You know, I hate fights on blogs. I'm far more amenable to intelligent discourse, so thank you for your response.

Olaf said...

KNB,

I'm sure we do still disagree on points, and I'm sorry that you didn't find the clip; not that it would change you opinion any and not that it should... as I said, it's quite anecdotal.

You're at a disadvantage however, since I sleep not! Family trait.

I look forward to renewing our discussion later.

knb said...

No sleep??? Now there is a dangerous habit! I thoroughly enjoyed the extra hour today.

I am sorry that I was unable to find the clip on CBC. I see looking today just how simple it was, but alas, I was just too tired to read.

I have no doubt that a number of Afghans do indeed want NATO to stay, as I'm sure that there are many who want us to leave.

I guess I can sum up by saying, that in 5 years, too much has been mismanaged. The planning has been poor at best and there seems to be no cohesive strategy, to actually reverse the mistakes of the past and move forward.
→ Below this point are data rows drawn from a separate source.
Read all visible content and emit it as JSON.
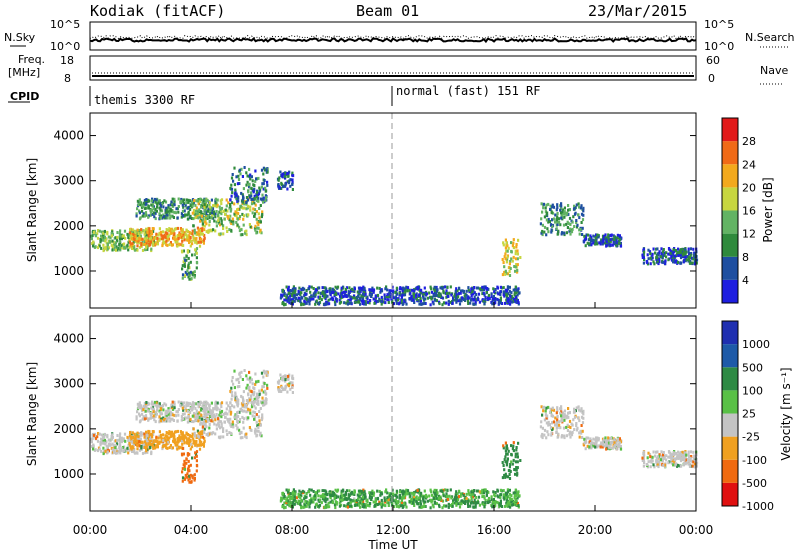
{
  "header": {
    "radar": "Kodiak (fitACF)",
    "beam": "Beam 01",
    "date": "23/Mar/2015"
  },
  "noise_panel": {
    "left_label": "N.Sky",
    "right_label": "N.Search",
    "left_ticks": [
      "10^5",
      "10^0"
    ],
    "right_ticks": [
      "10^5",
      "10^0"
    ]
  },
  "freq_panel": {
    "left_label_line1": "Freq.",
    "left_label_line2": "[MHz]",
    "left_ticks": [
      "18",
      "8"
    ],
    "right_label": "Nave",
    "right_ticks": [
      "60",
      "0"
    ]
  },
  "cpid_panel": {
    "label": "CPID",
    "segments": [
      "themis 3300 RF",
      "normal (fast) 151 RF"
    ]
  },
  "x_axis": {
    "label": "Time UT",
    "ticks": [
      "00:00",
      "04:00",
      "08:00",
      "12:00",
      "16:00",
      "20:00",
      "00:00"
    ]
  },
  "power_panel": {
    "ylabel": "Slant Range [km]",
    "y_ticks": [
      "1000",
      "2000",
      "3000",
      "4000"
    ],
    "colorbar_label": "Power [dB]",
    "colorbar_ticks": [
      "4",
      "8",
      "12",
      "16",
      "20",
      "24",
      "28"
    ],
    "colors": [
      "#1f1fe0",
      "#1e4fa0",
      "#2f8a3c",
      "#63b364",
      "#c7d640",
      "#f3a91d",
      "#f06a17",
      "#e21a1a"
    ]
  },
  "velocity_panel": {
    "ylabel": "Slant Range [km]",
    "y_ticks": [
      "1000",
      "2000",
      "3000",
      "4000"
    ],
    "colorbar_label": "Velocity [m s⁻¹]",
    "colorbar_ticks": [
      "1000",
      "500",
      "100",
      "25",
      "-25",
      "-100",
      "-500",
      "-1000"
    ],
    "colors": [
      "#1f2fb0",
      "#1e5aa8",
      "#2e8a44",
      "#59c046",
      "#c4c4c4",
      "#f0a020",
      "#f06a10",
      "#e01010"
    ]
  },
  "chart_data": {
    "type": "heatmap",
    "x_range_hours": [
      0,
      24
    ],
    "y_range_km": [
      180,
      4500
    ],
    "clusters": [
      {
        "t0": 0.0,
        "t1": 2.5,
        "r0": 1450,
        "r1": 1900,
        "power_db": 14,
        "velocity": 0
      },
      {
        "t0": 1.5,
        "t1": 4.5,
        "r0": 1550,
        "r1": 1950,
        "power_db": 22,
        "velocity": -50
      },
      {
        "t0": 1.8,
        "t1": 5.0,
        "r0": 2150,
        "r1": 2600,
        "power_db": 10,
        "velocity": 0
      },
      {
        "t0": 4.0,
        "t1": 6.8,
        "r0": 1800,
        "r1": 2600,
        "power_db": 16,
        "velocity": 0
      },
      {
        "t0": 5.5,
        "t1": 7.0,
        "r0": 2500,
        "r1": 3300,
        "power_db": 8,
        "velocity": 0
      },
      {
        "t0": 3.6,
        "t1": 4.2,
        "r0": 800,
        "r1": 1500,
        "power_db": 12,
        "velocity": -300
      },
      {
        "t0": 7.4,
        "t1": 8.0,
        "r0": 2800,
        "r1": 3200,
        "power_db": 6,
        "velocity": 0
      },
      {
        "t0": 16.3,
        "t1": 17.0,
        "r0": 900,
        "r1": 1700,
        "power_db": 18,
        "velocity": 200
      },
      {
        "t0": 17.8,
        "t1": 19.5,
        "r0": 1800,
        "r1": 2500,
        "power_db": 10,
        "velocity": 0
      },
      {
        "t0": 19.5,
        "t1": 21.0,
        "r0": 1550,
        "r1": 1800,
        "power_db": 6,
        "velocity": 0
      },
      {
        "t0": 21.8,
        "t1": 24.0,
        "r0": 1150,
        "r1": 1500,
        "power_db": 6,
        "velocity": 0
      },
      {
        "t0": 7.5,
        "t1": 17.0,
        "r0": 250,
        "r1": 650,
        "power_db": 6,
        "velocity": 100
      }
    ]
  }
}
It's a holding pattern of more of the same, with the Taliban gaining strength and resources, to my eye.

I do not want to see Canada, stuck in a vicious circle. I believe they, our military, deserve better than that.

Obviously, none of us know what is going on strategically and I can only go by what I read, but the government is offering no explanation.

We need more real discourse. Canadians are smart enough to engage in this debate, in spite of it's complexities. I'm well aware that it was a Liberal government that committed us, however, how Harper extended this mission, I take great exception to, (that was polite btw, lol).

I have yet to read Steve's new post, but would like to explore it.